CONSENT: Consent to the development of a new technology can only be freely given if it can be taken away at any time. Consent is a process, rather than a one-off event, in which consent can be withdrawn, or can be re-considered, as new information emerges and new experiences add to our understandings of a technology. The process of technology assessment must begin with a default assumption of “No”, until consent is clearly given, if at all. Consent, in the context of community rights, must also be democratically inclusive, considering the interests of all, paying particular care to allow consent to those most impacted by a technology, especially those who are vulnerable. To be legitimate, democratic processes should be rooted in the cultural practices of the community, while maintaining radical inclusion (centering on those most impacted).

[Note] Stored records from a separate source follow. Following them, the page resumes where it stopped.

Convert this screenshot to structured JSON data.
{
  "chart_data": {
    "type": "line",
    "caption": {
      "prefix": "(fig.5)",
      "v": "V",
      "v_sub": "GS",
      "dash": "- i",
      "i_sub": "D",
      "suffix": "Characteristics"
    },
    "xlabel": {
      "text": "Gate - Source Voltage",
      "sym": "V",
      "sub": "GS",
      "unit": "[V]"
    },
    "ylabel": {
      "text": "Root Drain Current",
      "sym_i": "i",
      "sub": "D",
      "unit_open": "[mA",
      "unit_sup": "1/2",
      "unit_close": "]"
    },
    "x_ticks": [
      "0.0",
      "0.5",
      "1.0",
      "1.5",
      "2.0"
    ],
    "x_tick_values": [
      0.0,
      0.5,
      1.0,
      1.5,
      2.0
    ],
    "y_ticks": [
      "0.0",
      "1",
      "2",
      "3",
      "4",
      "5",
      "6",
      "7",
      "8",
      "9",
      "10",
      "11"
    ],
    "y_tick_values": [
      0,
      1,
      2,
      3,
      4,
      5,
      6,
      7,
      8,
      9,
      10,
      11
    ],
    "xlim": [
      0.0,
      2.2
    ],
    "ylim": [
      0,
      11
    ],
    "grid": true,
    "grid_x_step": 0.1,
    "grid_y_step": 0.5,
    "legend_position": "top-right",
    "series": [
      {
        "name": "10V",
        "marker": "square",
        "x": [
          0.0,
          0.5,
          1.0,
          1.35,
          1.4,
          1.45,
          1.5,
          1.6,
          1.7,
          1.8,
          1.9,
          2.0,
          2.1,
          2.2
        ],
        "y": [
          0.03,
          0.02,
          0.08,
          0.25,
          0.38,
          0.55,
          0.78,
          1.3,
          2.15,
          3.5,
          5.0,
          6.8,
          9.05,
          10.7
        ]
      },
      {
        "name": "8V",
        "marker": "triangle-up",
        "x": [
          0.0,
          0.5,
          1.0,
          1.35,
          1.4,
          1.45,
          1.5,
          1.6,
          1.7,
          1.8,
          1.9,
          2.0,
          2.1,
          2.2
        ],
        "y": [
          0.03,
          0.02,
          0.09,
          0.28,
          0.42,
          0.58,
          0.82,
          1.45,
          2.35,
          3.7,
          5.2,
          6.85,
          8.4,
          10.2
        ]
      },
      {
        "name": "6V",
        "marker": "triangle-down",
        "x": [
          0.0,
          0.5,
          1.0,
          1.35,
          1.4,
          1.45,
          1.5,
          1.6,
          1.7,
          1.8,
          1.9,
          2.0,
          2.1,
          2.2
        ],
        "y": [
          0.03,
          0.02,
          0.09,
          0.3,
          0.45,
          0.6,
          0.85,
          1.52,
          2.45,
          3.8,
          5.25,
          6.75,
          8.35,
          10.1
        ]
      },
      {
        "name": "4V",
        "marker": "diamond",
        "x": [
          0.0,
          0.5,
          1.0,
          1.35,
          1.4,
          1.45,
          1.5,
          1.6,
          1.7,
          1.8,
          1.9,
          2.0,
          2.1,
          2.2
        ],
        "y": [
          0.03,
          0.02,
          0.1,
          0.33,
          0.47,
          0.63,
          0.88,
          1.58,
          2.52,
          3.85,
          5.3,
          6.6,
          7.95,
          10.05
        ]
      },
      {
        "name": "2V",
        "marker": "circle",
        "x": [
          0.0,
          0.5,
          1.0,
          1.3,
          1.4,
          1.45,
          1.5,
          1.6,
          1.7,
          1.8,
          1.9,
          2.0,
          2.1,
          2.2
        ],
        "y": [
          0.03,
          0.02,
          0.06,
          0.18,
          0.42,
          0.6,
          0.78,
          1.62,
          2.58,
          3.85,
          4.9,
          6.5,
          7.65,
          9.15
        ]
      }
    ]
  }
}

The principle of FPIC means that all these elements must be true before the area of scientific research or technology development goes ahead.

(1) These considerations should include:  How did this technology come into being? Who benefits from this technology and how? What practices will this technology disrupt? How will this technology impact our social relationships? Where do the resources come from to bring this technology into being, and how will they be maintained? What are the implications of this technology over time and space; across generations and communities?